#!/usr/bin/env python
# coding: utf-8

# This dataset contains 1295 records of American colleges and their properties, collected by the [US Department of Education](https://collegescorecard.ed.gov/data/documentation/).

# In[ ]:


import pandas as pd
import lux


# In[ ]:


df = pd.read_csv("../data/college.csv")
df


# We see that the information about ACTMedian and SATAverage has a very strong correlation. This means that we could probably just keep one of the columns and still get about the same information. So let's drop the ACTMedian column.

# In[ ]:


df = df.drop(columns=["ACTMedian"])
df


# From the Category tab, we see that there are few records where `PredominantDegree` is "Certificate". In addition, there are not a lot of colleges with "Private For-Profit" as `FundingModel`.

# We can take a look at this by inspecting the `Series` corresponding to the column `PredominantDegree`. Note that Lux not only helps with visualizing dataframes, but also displays visualizations of Series objects.

# In[ ]:


df["PredominantDegree"]


# In[ ]:


df[df["PredominantDegree"]=="Certificate"].to_pandas()
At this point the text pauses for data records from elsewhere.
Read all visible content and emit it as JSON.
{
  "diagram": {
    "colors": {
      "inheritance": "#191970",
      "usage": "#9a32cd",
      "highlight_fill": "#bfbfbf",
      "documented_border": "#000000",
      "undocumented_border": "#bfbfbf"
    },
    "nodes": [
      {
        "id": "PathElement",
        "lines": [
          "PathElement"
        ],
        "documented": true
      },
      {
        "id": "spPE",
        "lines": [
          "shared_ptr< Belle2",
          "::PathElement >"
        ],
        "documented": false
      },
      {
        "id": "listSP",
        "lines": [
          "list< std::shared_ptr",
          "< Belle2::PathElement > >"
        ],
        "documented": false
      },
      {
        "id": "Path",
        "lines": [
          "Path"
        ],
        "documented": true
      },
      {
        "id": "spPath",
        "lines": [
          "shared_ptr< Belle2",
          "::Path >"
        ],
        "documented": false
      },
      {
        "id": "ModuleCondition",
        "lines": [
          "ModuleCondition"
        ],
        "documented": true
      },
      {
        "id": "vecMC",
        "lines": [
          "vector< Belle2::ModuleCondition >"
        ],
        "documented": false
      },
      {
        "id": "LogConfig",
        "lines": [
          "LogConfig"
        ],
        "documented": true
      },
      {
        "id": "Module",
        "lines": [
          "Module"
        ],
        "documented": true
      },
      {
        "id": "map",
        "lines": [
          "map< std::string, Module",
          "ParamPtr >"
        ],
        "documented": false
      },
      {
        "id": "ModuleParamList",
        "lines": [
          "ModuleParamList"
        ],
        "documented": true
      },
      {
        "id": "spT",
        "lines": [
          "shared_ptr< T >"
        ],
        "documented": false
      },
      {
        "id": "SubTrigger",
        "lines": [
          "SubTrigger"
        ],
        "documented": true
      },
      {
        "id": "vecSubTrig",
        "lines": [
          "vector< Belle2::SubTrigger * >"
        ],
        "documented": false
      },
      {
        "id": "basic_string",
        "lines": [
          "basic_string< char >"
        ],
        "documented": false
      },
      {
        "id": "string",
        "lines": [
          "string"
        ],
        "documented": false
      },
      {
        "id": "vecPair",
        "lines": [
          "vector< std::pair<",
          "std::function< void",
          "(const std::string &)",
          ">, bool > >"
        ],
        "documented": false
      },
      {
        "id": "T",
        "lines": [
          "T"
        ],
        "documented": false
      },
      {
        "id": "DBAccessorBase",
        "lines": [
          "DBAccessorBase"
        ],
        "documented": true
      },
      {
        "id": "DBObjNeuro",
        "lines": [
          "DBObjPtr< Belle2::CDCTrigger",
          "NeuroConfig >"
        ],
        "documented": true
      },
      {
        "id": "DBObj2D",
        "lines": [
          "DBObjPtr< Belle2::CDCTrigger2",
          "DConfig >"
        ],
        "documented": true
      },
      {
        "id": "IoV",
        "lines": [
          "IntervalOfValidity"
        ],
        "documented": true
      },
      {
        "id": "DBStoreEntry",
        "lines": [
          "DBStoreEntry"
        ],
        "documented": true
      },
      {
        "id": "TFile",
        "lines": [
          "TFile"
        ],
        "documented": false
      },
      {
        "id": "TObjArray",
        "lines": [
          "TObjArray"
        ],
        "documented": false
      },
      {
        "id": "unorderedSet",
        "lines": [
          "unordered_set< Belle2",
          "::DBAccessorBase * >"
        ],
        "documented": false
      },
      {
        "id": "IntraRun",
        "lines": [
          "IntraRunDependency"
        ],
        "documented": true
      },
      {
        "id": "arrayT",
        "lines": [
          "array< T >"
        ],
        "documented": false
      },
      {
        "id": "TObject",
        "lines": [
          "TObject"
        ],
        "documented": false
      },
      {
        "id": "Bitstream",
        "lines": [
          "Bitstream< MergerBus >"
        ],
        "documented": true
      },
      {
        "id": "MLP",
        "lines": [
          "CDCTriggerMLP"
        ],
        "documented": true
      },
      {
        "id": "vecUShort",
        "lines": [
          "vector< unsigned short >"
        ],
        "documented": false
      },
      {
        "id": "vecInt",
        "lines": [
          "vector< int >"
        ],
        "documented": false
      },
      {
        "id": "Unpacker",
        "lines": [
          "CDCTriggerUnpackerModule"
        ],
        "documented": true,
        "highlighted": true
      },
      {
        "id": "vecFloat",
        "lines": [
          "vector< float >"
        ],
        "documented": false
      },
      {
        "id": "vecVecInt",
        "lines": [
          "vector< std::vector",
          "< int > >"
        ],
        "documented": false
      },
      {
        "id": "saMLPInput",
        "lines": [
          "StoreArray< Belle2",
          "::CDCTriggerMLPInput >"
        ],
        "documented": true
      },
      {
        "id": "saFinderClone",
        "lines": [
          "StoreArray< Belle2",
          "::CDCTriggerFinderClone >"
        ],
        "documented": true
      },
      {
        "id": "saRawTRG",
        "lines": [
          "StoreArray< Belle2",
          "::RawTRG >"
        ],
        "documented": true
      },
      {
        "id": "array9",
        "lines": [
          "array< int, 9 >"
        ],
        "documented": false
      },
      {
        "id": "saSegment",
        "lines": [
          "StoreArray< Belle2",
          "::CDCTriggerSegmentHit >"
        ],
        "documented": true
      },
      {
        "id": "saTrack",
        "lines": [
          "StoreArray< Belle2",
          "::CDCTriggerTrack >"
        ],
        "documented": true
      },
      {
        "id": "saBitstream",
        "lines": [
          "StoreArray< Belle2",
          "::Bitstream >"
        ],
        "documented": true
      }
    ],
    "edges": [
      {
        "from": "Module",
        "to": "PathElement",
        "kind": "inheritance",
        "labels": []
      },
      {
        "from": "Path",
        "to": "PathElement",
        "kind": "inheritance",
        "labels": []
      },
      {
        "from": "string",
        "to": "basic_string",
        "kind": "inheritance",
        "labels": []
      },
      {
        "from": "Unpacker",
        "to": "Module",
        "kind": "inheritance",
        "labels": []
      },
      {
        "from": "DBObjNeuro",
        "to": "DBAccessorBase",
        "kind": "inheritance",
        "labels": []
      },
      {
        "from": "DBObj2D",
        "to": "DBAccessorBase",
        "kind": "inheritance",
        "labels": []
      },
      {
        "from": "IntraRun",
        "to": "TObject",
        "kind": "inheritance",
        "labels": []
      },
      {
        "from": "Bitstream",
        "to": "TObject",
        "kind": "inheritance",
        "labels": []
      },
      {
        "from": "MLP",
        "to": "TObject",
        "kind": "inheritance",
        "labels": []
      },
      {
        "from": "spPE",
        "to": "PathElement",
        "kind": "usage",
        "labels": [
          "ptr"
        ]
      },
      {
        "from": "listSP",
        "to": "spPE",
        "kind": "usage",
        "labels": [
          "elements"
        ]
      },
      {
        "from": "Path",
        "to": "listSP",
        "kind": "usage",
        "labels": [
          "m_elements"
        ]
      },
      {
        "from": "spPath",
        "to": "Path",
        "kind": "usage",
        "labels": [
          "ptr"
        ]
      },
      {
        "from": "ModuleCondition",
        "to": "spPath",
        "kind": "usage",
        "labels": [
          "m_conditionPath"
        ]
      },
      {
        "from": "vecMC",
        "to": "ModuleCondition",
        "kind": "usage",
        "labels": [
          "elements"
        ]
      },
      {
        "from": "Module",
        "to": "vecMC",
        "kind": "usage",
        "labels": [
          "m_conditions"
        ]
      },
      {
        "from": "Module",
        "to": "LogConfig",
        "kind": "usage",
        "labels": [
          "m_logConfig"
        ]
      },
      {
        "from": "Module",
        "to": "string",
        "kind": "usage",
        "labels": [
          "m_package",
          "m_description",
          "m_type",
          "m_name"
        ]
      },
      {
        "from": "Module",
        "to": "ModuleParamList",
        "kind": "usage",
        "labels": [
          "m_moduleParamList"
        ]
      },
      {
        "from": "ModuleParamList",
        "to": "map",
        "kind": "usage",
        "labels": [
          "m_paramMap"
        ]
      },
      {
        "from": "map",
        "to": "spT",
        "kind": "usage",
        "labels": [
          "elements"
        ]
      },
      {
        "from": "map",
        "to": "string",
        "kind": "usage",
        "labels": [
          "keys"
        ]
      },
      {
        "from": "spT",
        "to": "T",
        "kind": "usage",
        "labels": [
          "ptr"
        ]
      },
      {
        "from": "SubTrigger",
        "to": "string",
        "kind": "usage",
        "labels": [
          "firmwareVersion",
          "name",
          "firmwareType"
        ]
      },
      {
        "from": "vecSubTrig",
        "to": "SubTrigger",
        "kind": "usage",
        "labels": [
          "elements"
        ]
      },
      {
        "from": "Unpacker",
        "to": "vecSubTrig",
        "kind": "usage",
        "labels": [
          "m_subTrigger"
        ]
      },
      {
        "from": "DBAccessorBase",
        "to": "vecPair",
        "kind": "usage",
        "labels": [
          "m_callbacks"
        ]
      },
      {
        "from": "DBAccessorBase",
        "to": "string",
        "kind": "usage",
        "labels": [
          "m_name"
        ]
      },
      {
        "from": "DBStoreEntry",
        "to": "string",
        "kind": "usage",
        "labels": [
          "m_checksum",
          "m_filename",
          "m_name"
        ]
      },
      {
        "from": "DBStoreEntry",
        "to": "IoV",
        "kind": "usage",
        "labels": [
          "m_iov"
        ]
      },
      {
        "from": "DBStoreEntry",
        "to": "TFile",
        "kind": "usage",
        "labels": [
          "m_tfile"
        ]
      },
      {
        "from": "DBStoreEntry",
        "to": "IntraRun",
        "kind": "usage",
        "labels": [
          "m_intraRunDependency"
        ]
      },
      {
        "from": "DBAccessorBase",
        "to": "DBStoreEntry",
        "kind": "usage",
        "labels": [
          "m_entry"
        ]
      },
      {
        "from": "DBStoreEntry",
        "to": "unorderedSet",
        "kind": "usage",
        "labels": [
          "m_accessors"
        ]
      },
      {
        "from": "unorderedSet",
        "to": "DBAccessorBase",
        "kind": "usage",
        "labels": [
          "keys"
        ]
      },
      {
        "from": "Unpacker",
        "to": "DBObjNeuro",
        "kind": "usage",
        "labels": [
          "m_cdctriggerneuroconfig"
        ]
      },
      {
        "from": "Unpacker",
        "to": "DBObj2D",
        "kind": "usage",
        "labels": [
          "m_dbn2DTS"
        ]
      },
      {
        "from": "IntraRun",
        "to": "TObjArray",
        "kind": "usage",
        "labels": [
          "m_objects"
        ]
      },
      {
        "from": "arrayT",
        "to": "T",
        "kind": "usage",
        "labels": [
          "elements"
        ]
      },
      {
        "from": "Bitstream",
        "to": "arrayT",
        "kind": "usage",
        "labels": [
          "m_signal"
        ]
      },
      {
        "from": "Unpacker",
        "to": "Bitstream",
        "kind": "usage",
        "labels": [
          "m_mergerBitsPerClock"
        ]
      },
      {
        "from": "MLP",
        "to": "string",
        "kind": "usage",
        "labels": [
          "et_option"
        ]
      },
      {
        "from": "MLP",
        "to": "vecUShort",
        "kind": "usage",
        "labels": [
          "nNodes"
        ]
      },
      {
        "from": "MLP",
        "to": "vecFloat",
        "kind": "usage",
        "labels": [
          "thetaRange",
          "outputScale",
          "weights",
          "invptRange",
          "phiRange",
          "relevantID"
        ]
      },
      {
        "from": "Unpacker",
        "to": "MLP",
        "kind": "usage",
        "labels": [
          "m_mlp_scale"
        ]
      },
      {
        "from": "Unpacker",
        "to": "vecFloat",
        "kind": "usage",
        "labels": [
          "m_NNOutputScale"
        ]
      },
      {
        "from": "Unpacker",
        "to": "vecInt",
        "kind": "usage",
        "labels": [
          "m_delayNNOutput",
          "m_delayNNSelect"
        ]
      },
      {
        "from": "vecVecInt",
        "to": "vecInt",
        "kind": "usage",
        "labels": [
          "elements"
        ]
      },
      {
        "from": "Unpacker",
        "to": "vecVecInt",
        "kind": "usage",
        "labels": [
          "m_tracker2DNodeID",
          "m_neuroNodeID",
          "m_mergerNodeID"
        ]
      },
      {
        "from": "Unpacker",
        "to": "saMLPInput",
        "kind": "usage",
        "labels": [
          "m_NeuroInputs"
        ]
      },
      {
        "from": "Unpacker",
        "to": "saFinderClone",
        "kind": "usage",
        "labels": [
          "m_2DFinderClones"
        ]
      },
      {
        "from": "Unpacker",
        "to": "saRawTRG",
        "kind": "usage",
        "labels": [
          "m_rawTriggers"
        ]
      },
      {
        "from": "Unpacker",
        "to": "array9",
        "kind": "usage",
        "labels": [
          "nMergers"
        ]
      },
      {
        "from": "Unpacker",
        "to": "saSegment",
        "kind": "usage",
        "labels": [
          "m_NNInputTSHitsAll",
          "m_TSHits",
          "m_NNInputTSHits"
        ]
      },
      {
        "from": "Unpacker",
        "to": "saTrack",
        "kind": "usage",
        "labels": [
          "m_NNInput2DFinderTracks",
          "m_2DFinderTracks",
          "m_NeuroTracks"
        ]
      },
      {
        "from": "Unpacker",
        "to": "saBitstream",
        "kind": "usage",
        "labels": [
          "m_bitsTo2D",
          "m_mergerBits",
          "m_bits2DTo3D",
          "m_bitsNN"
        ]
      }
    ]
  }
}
# Upon inspection, there is only a single record for Certificate, we look at the [webpage for programs offered at Cleveland State Community College](http://catalog.clevelandstatecc.edu/content.php?catoid=2&navoid=90) and it looks like there is a large number of associate as well as certificate degrees offered. So we decide that this is more appropriately labelled as "Associate" for the `PredominantDegree` field.

# In[ ]:


df.loc[df["PredominantDegree"]=="Certificate","PredominantDegree"] = "Associate"


# By inspecting the subset of 9 colleges that are "Private For-Profit", we do not find any commonalities across them, so we can just leave the data as-is for now.

# In[ ]:


df[df["FundingModel"]=="Private For-Profit"]


# Back to looking at the entire dataset:

# In[ ]:


df


# We are interested in picking a college to attend and want to understand the `AverageCost` of attending different colleges and how that relates to other information in the dataset.

# In[ ]:


df.intent = ["AverageCost"]
df


# We see that there are a large number of colleges that cost around $20000 per year. We also see that Bachelor degree colleges and colleges in New England and large cities tend to have a higher `AverageCost` than its counterparts.

# We are interested in the trend of `AverageCost` v.s. `SATAverage` since there is a rough upwards relationship above `AverageCost` of $30000, but below that the trend is less clear.

# In[ ]:


df.intent = ["AverageCost","SATAverage"]
df


# By adding the `FundingModel`, we see that the cluster of points on the left can clearly be attributed to public colleges, whereas private colleges more or less follow a trend that shows that colleges with higher `SATAverage` tends to have higher `AverageCost`.